The encoding processing of the reference data block to obtain an encoded reference data block and encoding strategy data associated with the encoded reference data block includes:

determining a data block which can be referred to by the reference data block when the data coding is carried out from the reference reconstructed video frame based on the prediction mode of the video frame i, and taking the determined data block which can be referred to by the reference data block when the data coding is carried out as a target reference data block;

performing quantization transformation processing on the residual data information to obtain a quantization transformation coefficient associated with the reference data block;

when the reference data block associated with the prediction mode association information and the quantized transform coefficient is taken as the encoded reference data block, the prediction mode association information and the quantized transform coefficient associated with the reference data block are taken as encoding strategy data associated with the encoded reference data block.

8. The method of claim 1, wherein said determining encoded filtered data associated with said encoded reference data block from said encoded reference data block and said pre-decoded data block comprises:

encoded filtered data associated with the encoded reference data block is determined by the associated difference information.

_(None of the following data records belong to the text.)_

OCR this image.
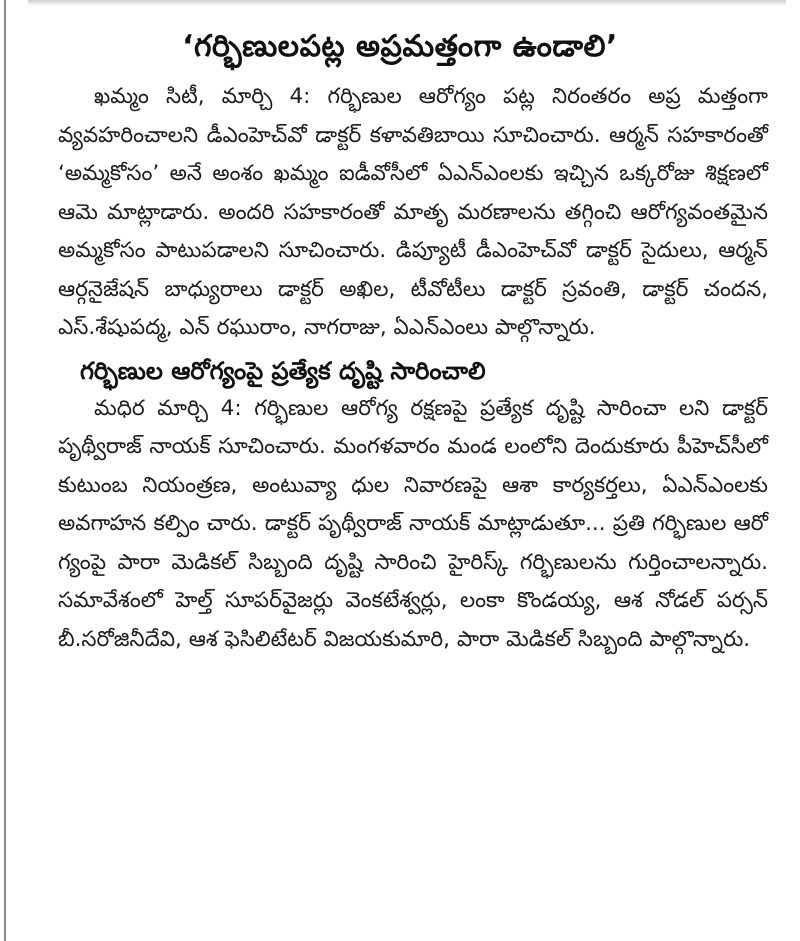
‘గర్భిణులపట్ల అప్రమత్తంగా ఉండాలి’

ఖమ్మం సిటీ, మార్చి 4: గర్భిణుల ఆరోగ్యం పట్ల నిరంతరం అప్ర మత్తంగా వ్యవహరించాలని డీఎంహెచ్‌వో డాక్టర్ కళావతిబాయి సూచించారు. ఆర్మన్ సహకారంతో ‘అమ్మకోసం’ అనే అంశం ఖమ్మం ఐడీవోసీలో ఏఎన్‌ఎంలకు ఇచ్చిన ఒక్కరోజు శిక్షణలో ఆమె మాట్లాడారు. అందరి సహకారంతో మాతృ మరణాలను తగ్గించి ఆరోగ్యవంతమైన అమ్మకోసం పాటుపడాలని సూచించారు. డిప్యూటీ డీఎంహెచ్‌వో డాక్టర్ సైదులు, ఆర్మన్ ఆర్గనైజేషన్ బాధ్యురాలు డాక్టర్ అఖిల, టీవోటీలు డాక్టర్ స్రవంతి, డాక్టర్ చందన, ఎస్.శేషుపద్మ, ఎన్ రఘురాం, నాగరాజు, ఏఎన్‌ఎంలు పాల్గొన్నారు.

గర్భిణుల ఆరోగ్యంపై ప్రత్యేక దృష్టి సారించాలి

మధిర మార్చి 4: గర్భిణుల ఆరోగ్య రక్షణపై ప్రత్యేక దృష్టి సారించా లని డాక్టర్ పృథ్వీరాజ్ నాయక్ సూచించారు. మంగళవారం మండ లంలోని దెందుకూరు పీహెచ్‌సీలో కుటుంబ నియంత్రణ, అంటువ్యా ధుల నివారణపై ఆశా కార్యకర్తలు, ఏఎన్‌ఎంలకు అవగాహన కల్పిం చారు. డాక్టర్ పృథ్వీరాజ్ నాయక్ మాట్లాడుతూ... ప్రతి గర్భిణుల ఆరో గ్యంపై పారా మెడికల్ సిబ్బంది దృష్టి సారించి హైరిస్క్ గర్భిణులను గుర్తించాలన్నారు. సమావేశంలో హెల్త్ సూపర్‌వైజర్లు వెంకటేశ్వర్లు, లంకా కొండయ్య, ఆశ నోడల్ పర్సన్ బీ.సరోజినీదేవి, ఆశ ఫెసిలిటేటర్ విజయకుమారి, పారా మెడికల్ సిబ్బంది పాల్గొన్నారు.
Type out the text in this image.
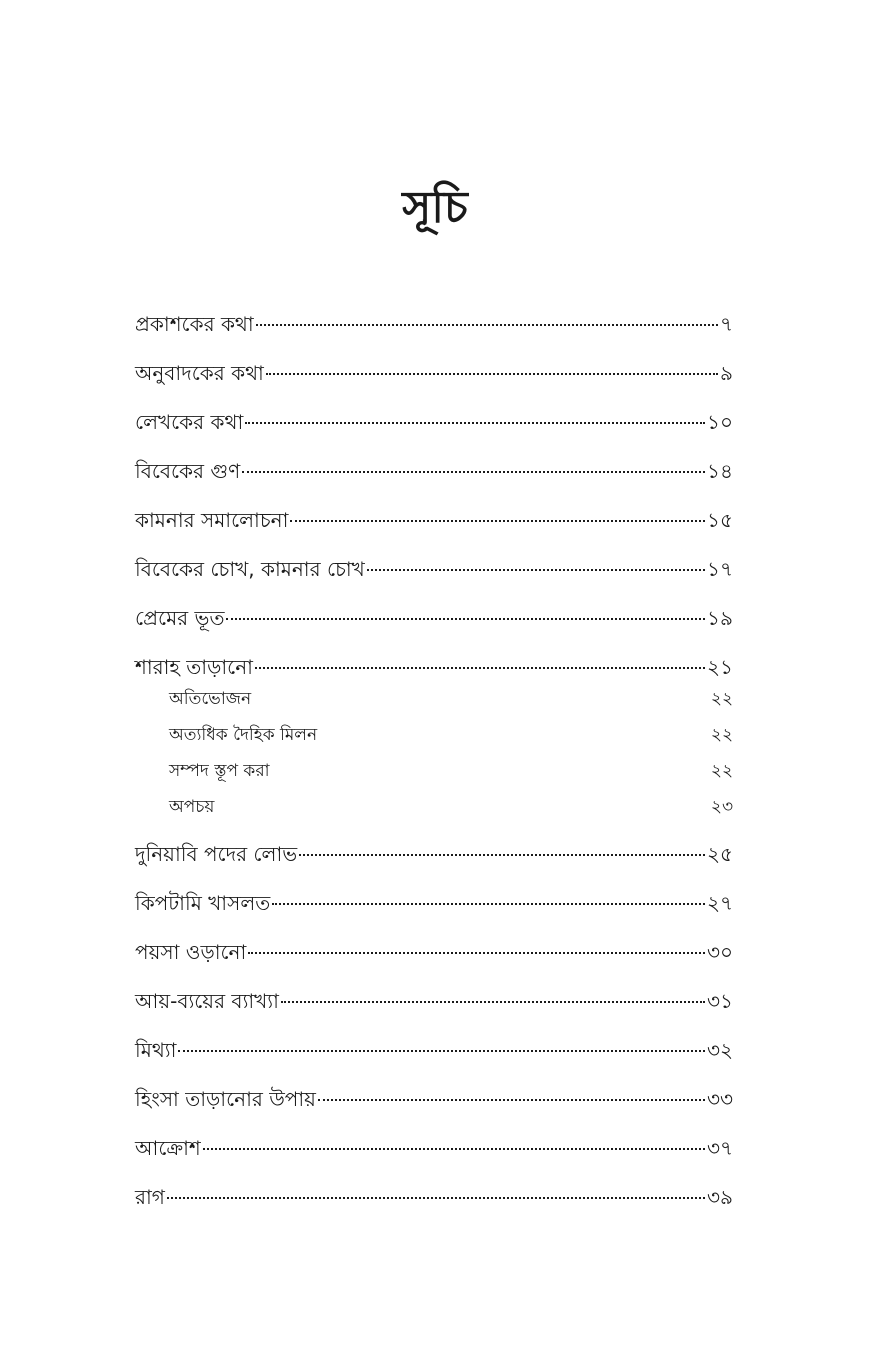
সূচি
প্রকাশকের কথা	৭
অনুবাদকের কথা	৯
লেখকের কথা	১০
বিবেকের গুণ	১৪
কামনার সমালোচনা	১৫
বিবেকের চোখ, কামনার চোখ	১৭
প্রেমের ভূত	১৯
শারাহ তাড়ানো	২১
অতিভোজন	২২
অত্যধিক দৈহিক মিলন	২২
সম্পদ স্তূপ করা	২২
অপচয়	২৩
দুনিয়াবি পদের লোভ	২৫
কিপটামি খাসলত	২৭
পয়সা ওড়ানো	৩০
আয়-ব্যয়ের ব্যাখ্যা	৩১
মিথ্যা	৩২
হিংসা তাড়ানোর উপায়	৩৩
আক্রোশ	৩৭
রাগ	৩৯
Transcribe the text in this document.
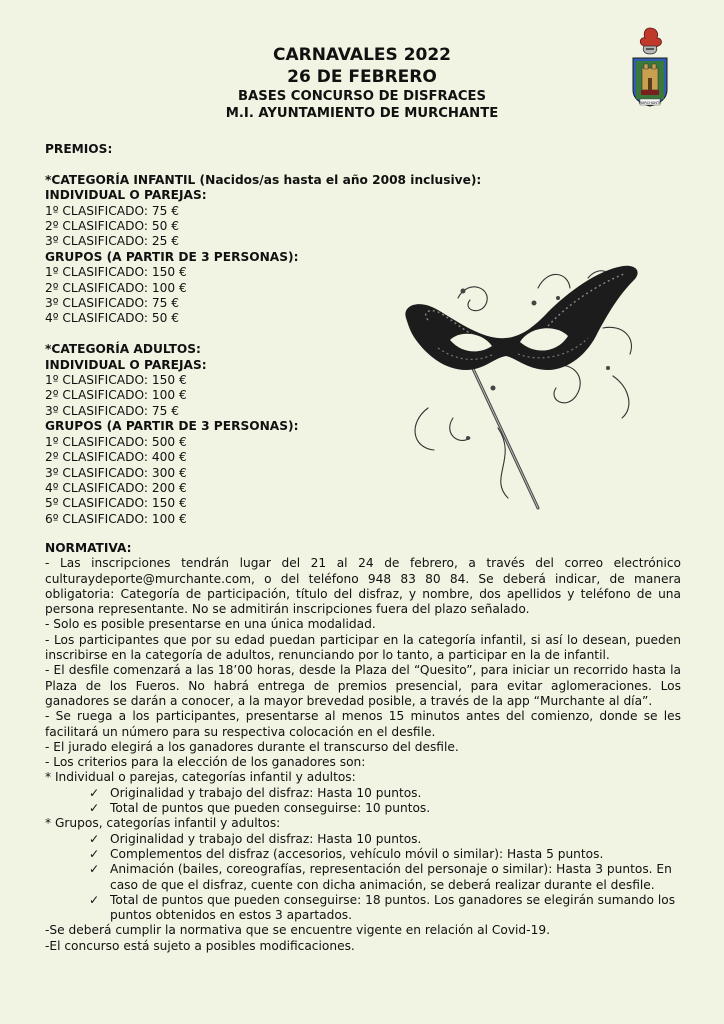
CARNAVALES 2022
26 DE FEBRERO
BASES CONCURSO DE DISFRACES
M.I. AYUNTAMIENTO DE MURCHANTE
MURCHANTE
PREMIOS:
*CATEGORÍA INFANTIL (Nacidos/as hasta el año 2008 inclusive):
INDIVIDUAL O PAREJAS:
1º CLASIFICADO: 75 €
2º CLASIFICADO: 50 €
3º CLASIFICADO: 25 €
GRUPOS (A PARTIR DE 3 PERSONAS):
1º CLASIFICADO: 150 €
2º CLASIFICADO: 100 €
3º CLASIFICADO: 75 €
4º CLASIFICADO: 50 €
*CATEGORÍA ADULTOS:
INDIVIDUAL O PAREJAS:
1º CLASIFICADO: 150 €
2º CLASIFICADO: 100 €
3º CLASIFICADO: 75 €
GRUPOS (A PARTIR DE 3 PERSONAS):
1º CLASIFICADO: 500 €
2º CLASIFICADO: 400 €
3º CLASIFICADO: 300 €
4º CLASIFICADO: 200 €
5º CLASIFICADO: 150 €
6º CLASIFICADO: 100 €

NORMATIVA:

- Las inscripciones tendrán lugar del 21 al 24 de febrero, a través del correo electrónico culturaydeporte@murchante.com, o del teléfono 948 83 80 84. Se deberá indicar, de manera obligatoria: Categoría de participación, título del disfraz, y nombre, dos apellidos y teléfono de una persona representante. No se admitirán inscripciones fuera del plazo señalado.

- Solo es posible presentarse en una única modalidad.

- Los participantes que por su edad puedan participar en la categoría infantil, si así lo desean, pueden inscribirse en la categoría de adultos, renunciando por lo tanto, a participar en la de infantil.

- El desfile comenzará a las 18’00 horas, desde la Plaza del “Quesito”, para iniciar un recorrido hasta la Plaza de los Fueros. No habrá entrega de premios presencial, para evitar aglomeraciones. Los ganadores se darán a conocer, a la mayor brevedad posible, a través de la app “Murchante al día”.

- Se ruega a los participantes, presentarse al menos 15 minutos antes del comienzo, donde se les facilitará un número para su respectiva colocación en el desfile.

- El jurado elegirá a los ganadores durante el transcurso del desfile.

- Los criterios para la elección de los ganadores son:

* Individual o parejas, categorías infantil y adultos:

✓ Originalidad y trabajo del disfraz: Hasta 10 puntos.
✓ Total de puntos que pueden conseguirse: 10 puntos.

* Grupos, categorías infantil y adultos:

✓ Originalidad y trabajo del disfraz: Hasta 10 puntos.
✓ Complementos del disfraz (accesorios, vehículo móvil o similar): Hasta 5 puntos.
✓ Animación (bailes, coreografías, representación del personaje o similar): Hasta 3 puntos. En caso de que el disfraz, cuente con dicha animación, se deberá realizar durante el desfile.
✓ Total de puntos que pueden conseguirse: 18 puntos. Los ganadores se elegirán sumando los puntos obtenidos en estos 3 apartados.

-Se deberá cumplir la normativa que se encuentre vigente en relación al Covid-19.

-El concurso está sujeto a posibles modificaciones.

9. The method of claim 8, wherein said determining associated difference information between the pre-decoded data block and the encoded reference data block comprises:

determining autocorrelation information of the pre-decoded data block, and cross-correlation information between the pre-decoded data block and the encoded reference data block;

and using the autocorrelation information and the cross-correlation information as associated difference information between the pre-decoded data block and the encoded reference data block.

10. The method of claim 1, wherein the target video comprises N video frames; n is a positive integer greater than 1; the video frame to be processed is a video frame i in the N video frames; i is a positive integer less than or equal to N; the video frame positioned before the video frame i in the N video frames is an encoded video frame; the reconstruction data buffer associated with the target video is used for buffering a pre-reconstructed video frame corresponding to the encoded video frame; the pre-decoding data block corresponding to the data block j is a pre-decoding data block j;

The method further comprises the steps of:

performing frame pre-reconstruction on the video frame i through the pre-reconstruction data block to obtain a pre-reconstructed video frame corresponding to the video frame i;

and adding the pre-reconstructed video frame corresponding to the video frame i to the reconstructed data buffer.

11. A video data processing apparatus, the apparatus comprising:

the data encoding module is further configured to perform pre-decoding processing on the encoded reference data block according to the encoding policy data, so as to obtain a pre-decoded data block corresponding to the data block j;

the data encoding module is further configured to, when encoded filtered data associated with the encoded reference data block is determined by the encoded reference data block and the pre-decoded data block, use encoding policy data associated with the encoded reference data block and encoding filtered data associated with the encoded reference data block as data encoding parameters associated with the data block j;

12. A computer device comprising a memory and a processor;

the memory is connected to the processor, the memory is used for storing a computer program, and the processor is used for calling the computer program to enable the computer device to execute the method of any one of claims 1-10.

13. A computer readable storage medium, characterized in that the computer readable storage medium has stored therein a computer program adapted to be loaded and executed by a processor to cause a computer device having the processor to perform the method of any of claims 1-10.